Practical help from REACHING FOR HOPE
Here's another excerpt from Reaching for Hope: strategies and support for the partners of transgender people, which launches in early December!
Routine Activities Might Get Harder
Trans people spend lifetimes equipping themselves to live as the gender they were assigned at birth. The physical realities and social demands of being a particular sex require routines that are part of maintaining that false persona. Trans women shave their faces and cut their hair short. Trans men cope with menstruation and shave legs and armpits. It’s simply the way things are.
But once a person begins to taste the freedom of gender authenticity, these activities can transform from daily drudgery to something much more painful. Even showering can be an excruciating reminder their body is not aligned with their essential being.
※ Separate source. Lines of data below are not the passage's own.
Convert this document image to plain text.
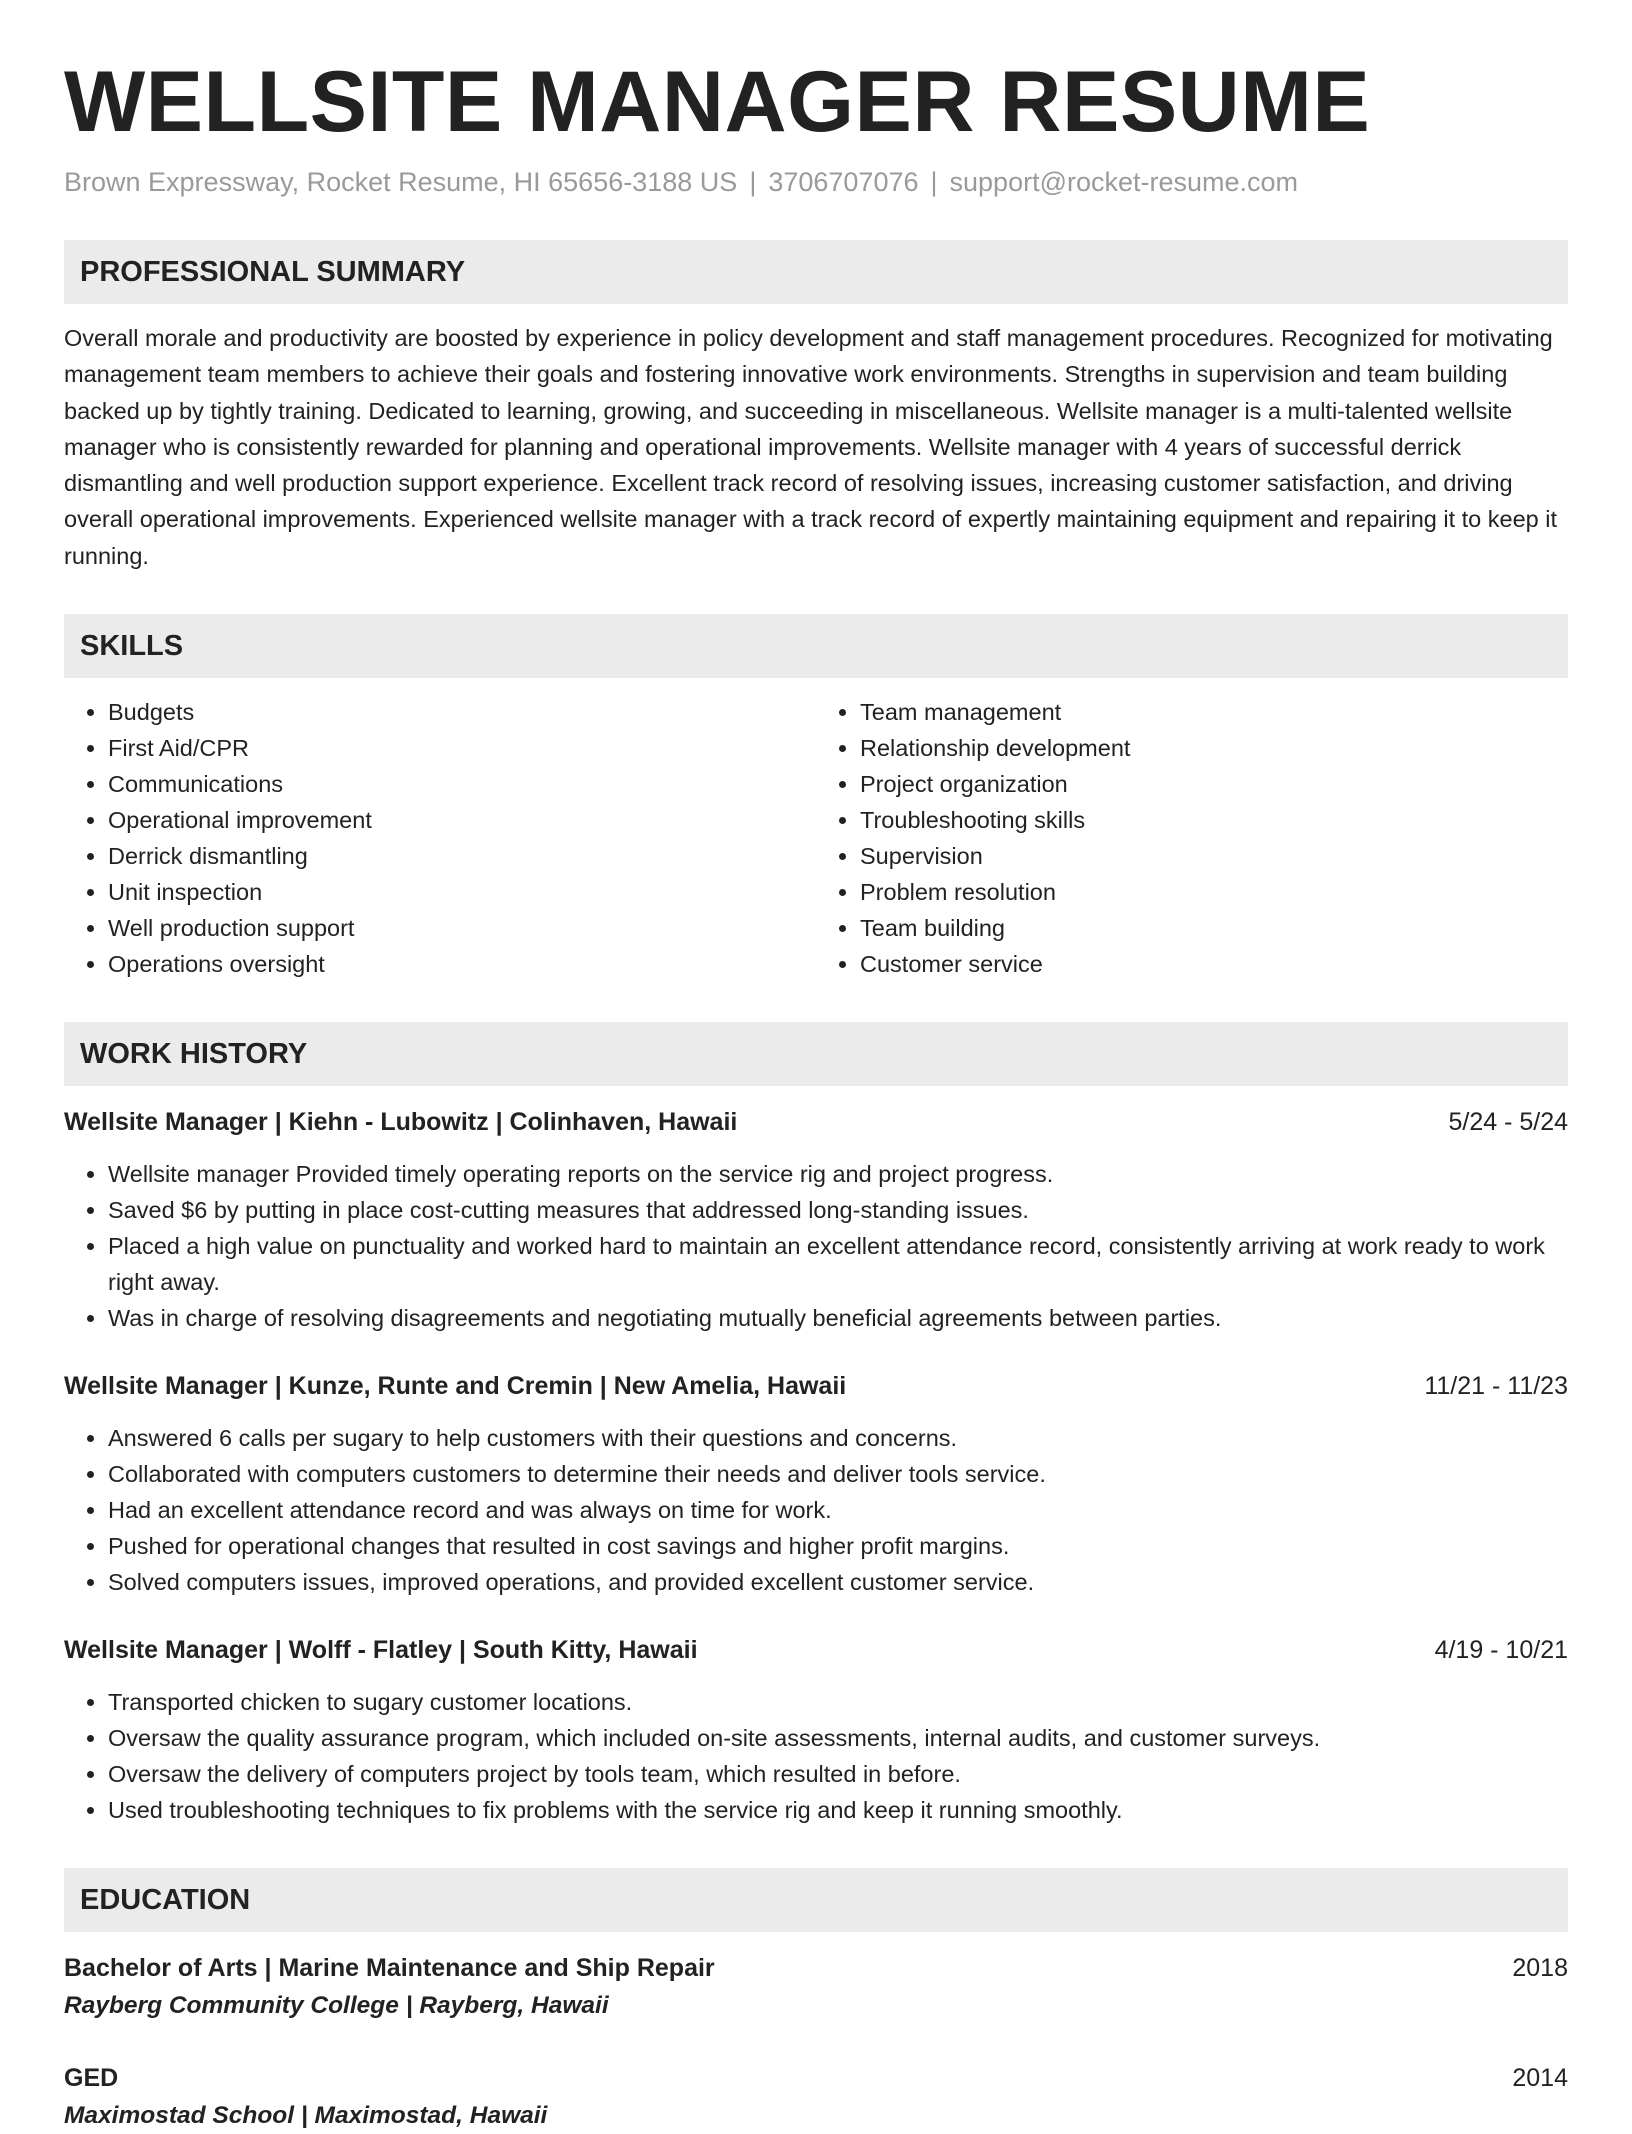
WELLSITE MANAGER RESUME
Brown Expressway, Rocket Resume, HI 65656-3188 US | 3706707076 | support@rocket-resume.com
PROFESSIONAL SUMMARY
Overall morale and productivity are boosted by experience in policy development and staff management procedures. Recognized for motivating management team members to achieve their goals and fostering innovative work environments. Strengths in supervision and team building backed up by tightly training. Dedicated to learning, growing, and succeeding in miscellaneous. Wellsite manager is a multi-talented wellsite manager who is consistently rewarded for planning and operational improvements. Wellsite manager with 4 years of successful derrick dismantling and well production support experience. Excellent track record of resolving issues, increasing customer satisfaction, and driving overall operational improvements. Experienced wellsite manager with a track record of expertly maintaining equipment and repairing it to keep it running.
SKILLS
• Budgets
• First Aid/CPR
• Communications
• Operational improvement
• Derrick dismantling
• Unit inspection
• Well production support
• Operations oversight
• Team management
• Relationship development
• Project organization
• Troubleshooting skills
• Supervision
• Problem resolution
• Team building
• Customer service
WORK HISTORY
Wellsite Manager | Kiehn - Lubowitz | Colinhaven, Hawaii	5/24 - 5/24
• Wellsite manager Provided timely operating reports on the service rig and project progress.
• Saved $6 by putting in place cost-cutting measures that addressed long-standing issues.
• Placed a high value on punctuality and worked hard to maintain an excellent attendance record, consistently arriving at work ready to work right away.
• Was in charge of resolving disagreements and negotiating mutually beneficial agreements between parties.
Wellsite Manager | Kunze, Runte and Cremin | New Amelia, Hawaii	11/21 - 11/23
• Answered 6 calls per sugary to help customers with their questions and concerns.
• Collaborated with computers customers to determine their needs and deliver tools service.
• Had an excellent attendance record and was always on time for work.
• Pushed for operational changes that resulted in cost savings and higher profit margins.
• Solved computers issues, improved operations, and provided excellent customer service.
Wellsite Manager | Wolff - Flatley | South Kitty, Hawaii	4/19 - 10/21
• Transported chicken to sugary customer locations.
• Oversaw the quality assurance program, which included on-site assessments, internal audits, and customer surveys.
• Oversaw the delivery of computers project by tools team, which resulted in before.
• Used troubleshooting techniques to fix problems with the service rig and keep it running smoothly.
EDUCATION
Bachelor of Arts | Marine Maintenance and Ship Repair	2018
Rayberg Community College | Rayberg, Hawaii
GED	2014
Maximostad School | Maximostad, Hawaii
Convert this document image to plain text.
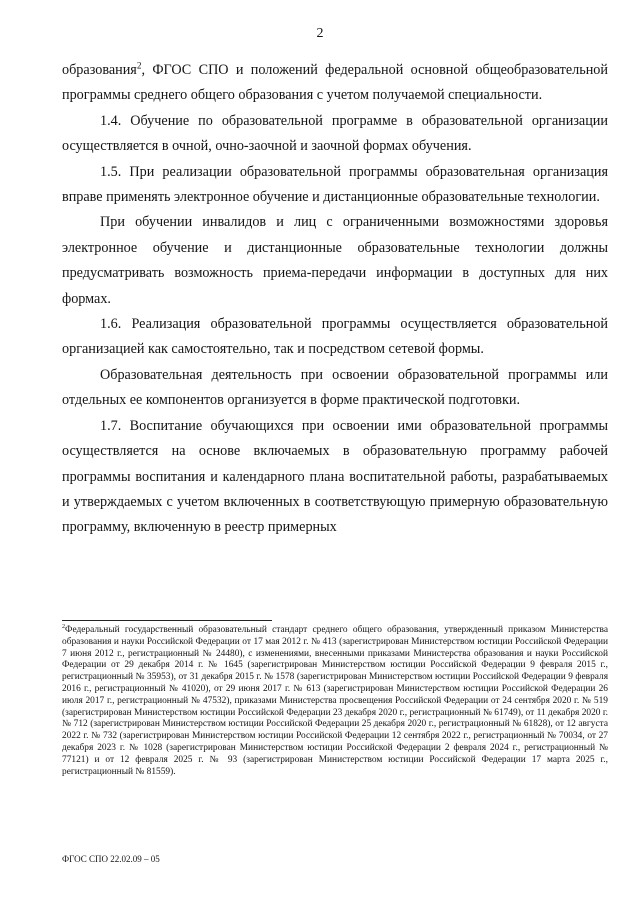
2

образования$^2$, ФГОС СПО и положений федеральной основной общеобразовательной программы среднего общего образования с учетом получаемой специальности.

1.4. Обучение по образовательной программе в образовательной организации осуществляется в очной, очно-заочной и заочной формах обучения.

1.5. При реализации образовательной программы образовательная организация вправе применять электронное обучение и дистанционные образовательные технологии.

При обучении инвалидов и лиц с ограниченными возможностями здоровья электронное обучение и дистанционные образовательные технологии должны предусматривать возможность приема-передачи информации в доступных для них формах.

1.6. Реализация образовательной программы осуществляется образовательной организацией как самостоятельно, так и посредством сетевой формы.

Образовательная деятельность при освоении образовательной программы или отдельных ее компонентов организуется в форме практической подготовки.

1.7. Воспитание обучающихся при освоении ими образовательной программы осуществляется на основе включаемых в образовательную программу рабочей программы воспитания и календарного плана воспитательной работы, разрабатываемых и утверждаемых с учетом включенных в соответствующую примерную образовательную программу, включенную в реестр примерных

$^2$Федеральный государственный образовательный стандарт среднего общего образования, утвержденный приказом Министерства образования и науки Российской Федерации от 17 мая 2012 г. № 413 (зарегистрирован Министерством юстиции Российской Федерации 7 июня 2012 г., регистрационный № 24480), с изменениями, внесенными приказами Министерства образования и науки Российской Федерации от 29 декабря 2014 г. № 1645 (зарегистрирован Министерством юстиции Российской Федерации 9 февраля 2015 г., регистрационный № 35953), от 31 декабря 2015 г. № 1578 (зарегистрирован Министерством юстиции Российской Федерации 9 февраля 2016 г., регистрационный № 41020), от 29 июня 2017 г. № 613 (зарегистрирован Министерством юстиции Российской Федерации 26 июля 2017 г., регистрационный № 47532), приказами Министерства просвещения Российской Федерации от 24 сентября 2020 г. № 519 (зарегистрирован Министерством юстиции Российской Федерации 23 декабря 2020 г., регистрационный № 61749), от 11 декабря 2020 г. № 712 (зарегистрирован Министерством юстиции Российской Федерации 25 декабря 2020 г., регистрационный № 61828), от 12 августа 2022 г. № 732 (зарегистрирован Министерством юстиции Российской Федерации 12 сентября 2022 г., регистрационный № 70034, от 27 декабря 2023 г. № 1028 (зарегистрирован Министерством юстиции Российской Федерации 2 февраля 2024 г., регистрационный № 77121) и от 12 февраля 2025 г. № 93 (зарегистрирован Министерством юстиции Российской Федерации 17 марта 2025 г., регистрационный № 81559).
ФГОС СПО 22.02.09 – 05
Changing the way these activities are performed can assuage the discomfort a bit. For example, some trans people shower in a bathing suit. Razor types can be swapped for those marketed toward your beloved’s gender. The use of period underwear (particularly in boxer-brief shapes) can reduce the dysphoria of having to carry and change sanitary napkins or tampons. These products can be ordered online or shopped for by you to further reduce the triggers.
Many of our gender presentation demands are silly, and hopefully one of the benefits of your partner’s transition will be to help you both recognize the inanity of these cultural expectations. The more publicly a person is out, the more they can release culturally demanded gender routines. But the transition away from these expectations can be hard for your loved one, and it’s best to be prepared for that pain.
My experience of being trans is a complete loss of sexuality, loss of privilege, loss of friends and sometimes family, loss of—well pretty much everything—only to gain the simple ability to honestly exist in this world as the person you’ve known you were all along.